Songs this loud, this unrestrained, were seldom heard in America at the time. There was criticism in some quarters about how a talented remixer named Andy Wallace had fiddled with some of the songs to improve their radio sound, but that didn't stop "Nevermind" from becoming the most sensational album release of the decade. Cross says that sales peaked the week after Christmas as kids shelled out holiday gift money -- or traded in other records they'd gotten -- for "Nevermind." During the second week of January, the band knocked Michael Jackson's "Dangerous" out of the No. 1 spot on the Billboard album chart.
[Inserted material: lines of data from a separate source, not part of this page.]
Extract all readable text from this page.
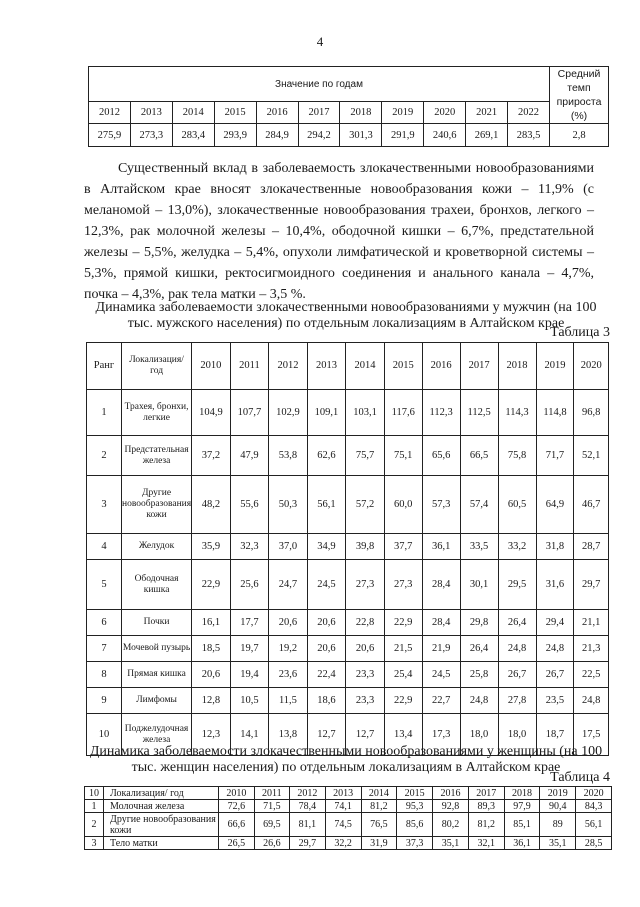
4
Значение по годам											Средний темп прироста (%)
2012	2013	2014	2015	2016	2017	2018	2019	2020	2021	2022	
275,9	273,3	283,4	293,9	284,9	294,2	301,3	291,9	240,6	269,1	283,5	2,8

Существенный вклад в заболеваемость злокачественными новообразованиями в Алтайском крае вносят злокачественные новообразования кожи – 11,9% (с меланомой – 13,0%), злокачественные новообразования трахеи, бронхов, легкого – 12,3%, рак молочной железы – 10,4%, ободочной кишки – 6,7%, предстательной железы – 5,5%, желудка – 5,4%, опухоли лимфатической и кроветворной системы – 5,3%, прямой кишки, ректосигмоидного соединения и анального канала – 4,7%, почка – 4,3%, рак тела матки – 3,5 %.

Динамика заболеваемости злокачественными новообразованиями у мужчин (на 100 тыс. мужского населения) по отдельным локализациям в Алтайском крае

Таблица 3
Ранг	Локализация/ год	2010	2011	2012	2013	2014	2015	2016	2017	2018	2019	2020
1	Трахея, бронхи, легкие	104,9	107,7	102,9	109,1	103,1	117,6	112,3	112,5	114,3	114,8	96,8
2	Предстательная железа	37,2	47,9	53,8	62,6	75,7	75,1	65,6	66,5	75,8	71,7	52,1
3	Другие новообразования кожи	48,2	55,6	50,3	56,1	57,2	60,0	57,3	57,4	60,5	64,9	46,7
4	Желудок	35,9	32,3	37,0	34,9	39,8	37,7	36,1	33,5	33,2	31,8	28,7
5	Ободочная кишка	22,9	25,6	24,7	24,5	27,3	27,3	28,4	30,1	29,5	31,6	29,7
6	Почки	16,1	17,7	20,6	20,6	22,8	22,9	28,4	29,8	26,4	29,4	21,1
7	Мочевой пузырь	18,5	19,7	19,2	20,6	20,6	21,5	21,9	26,4	24,8	24,8	21,3
8	Прямая кишка	20,6	19,4	23,6	22,4	23,3	25,4	24,5	25,8	26,7	26,7	22,5
9	Лимфомы	12,8	10,5	11,5	18,6	23,3	22,9	22,7	24,8	27,8	23,5	24,8
10	Поджелудочная железа	12,3	14,1	13,8	12,7	12,7	13,4	17,3	18,0	18,0	18,7	17,5

Динамика заболеваемости злокачественными новообразованиями у женщины (на 100 тыс. женщин населения) по отдельным локализациям в Алтайском крае

Таблица 4
10	Локализация/ год	2010	2011	2012	2013	2014	2015	2016	2017	2018	2019	2020
1	Молочная железа	72,6	71,5	78,4	74,1	81,2	95,3	92,8	89,3	97,9	90,4	84,3
2	Другие новообразования кожи	66,6	69,5	81,1	74,5	76,5	85,6	80,2	81,2	85,1	89	56,1
3	Тело матки	26,5	26,6	29,7	32,2	31,9	37,3	35,1	32,1	36,1	35,1	28,5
The band played "Saturday Night Live" that same week.

Cobain was living amid a squalor that transcends most rock band tales. He crashed with various friends in various filthy apartments. While it appears he never actually lived "under a bridge," as his personal mythology put it and as he sang in the powerful "Nevermind" song "Something in the Way," it's also true that the reality wasn't much nicer: He had so run out of options in the months riding up to the release of his Geffen album that as late as the summer of 1991 he was literally living out of his car when he wasn't on tour.
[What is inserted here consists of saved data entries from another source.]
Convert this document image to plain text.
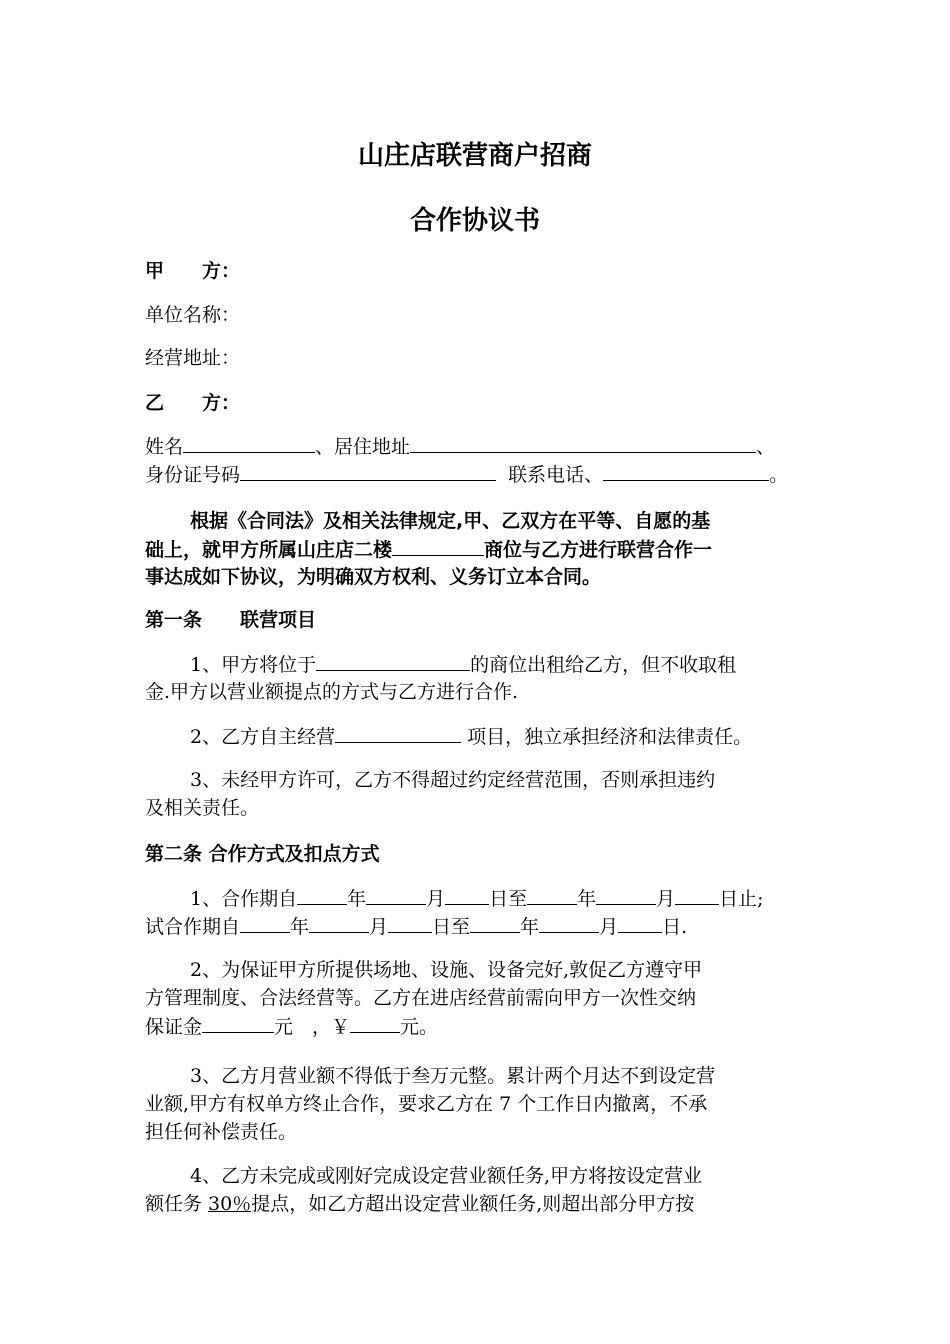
山庄店联营商户招商
合作协议书
甲　　方：
单位名称：
经营地址：
乙　　方：
姓名	、居住地址	、
身份证号码	联系电话、	。
根据《合同法》及相关法律规定,甲、乙双方在平等、自愿的基
础上，就甲方所属山庄店二楼	商位与乙方进行联营合作一
事达成如下协议，为明确双方权利、义务订立本合同。
第一条　　联营项目
1、甲方将位于	的商位出租给乙方，但不收取租
金.甲方以营业额提点的方式与乙方进行合作.
2、乙方自主经营	项目，独立承担经济和法律责任。
3、未经甲方许可，乙方不得超过约定经营范围，否则承担违约
及相关责任。
第二条 合作方式及扣点方式
1、合作期自	年	月 日至	年	月 日止;
试合作期自	年	月 日至	年	月 日.
2、为保证甲方所提供场地、设施、设备完好,敦促乙方遵守甲
方管理制度、合法经营等。乙方在进店经营前需向甲方一次性交纳
保证金	元　，￥	元。
3、乙方月营业额不得低于叁万元整。累计两个月达不到设定营
业额,甲方有权单方终止合作，要求乙方在 7 个工作日内撤离，不承
担任何补偿责任。
4、乙方未完成或刚好完成设定营业额任务,甲方将按设定营业
额任务 30％提点，如乙方超出设定营业额任务,则超出部分甲方按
He hooked up with Courtney Love the month after "Nevermind" was released. Love was a remarkable self-made underground demistar, with her own band, Hole, and a checkered past; like Cobain she'd virtually lived on the streets. (Unlike him, she had a small trust fund to help her out.) Love in many ways was an accident looking for a place to happen, generally to someone else, yet she had a sparkling intelligence and was an undeniable onstage presence. She was a sometime junkie as well but lacked, fortunately, Cobain's lacerating tendency toward addiction. While Novaselic has gone out of his way to note that Cobain was an addict before he met Love, to most of the rest of the members of the band's coterie she symbolized the drug; Cross says Novaselic's wife, Shelli Dilley, was particularly appalled at what Love represented. Cobain and Love's marriage, in February 1992, in Hawaii, marked the effective end of Cobain and Novaselic's friendship. The happy couple had a daughter, Frances Bean, that September; while Love screamed in her hospital delivery bed Cobain was vomiting helplessly in detox in a nearby room.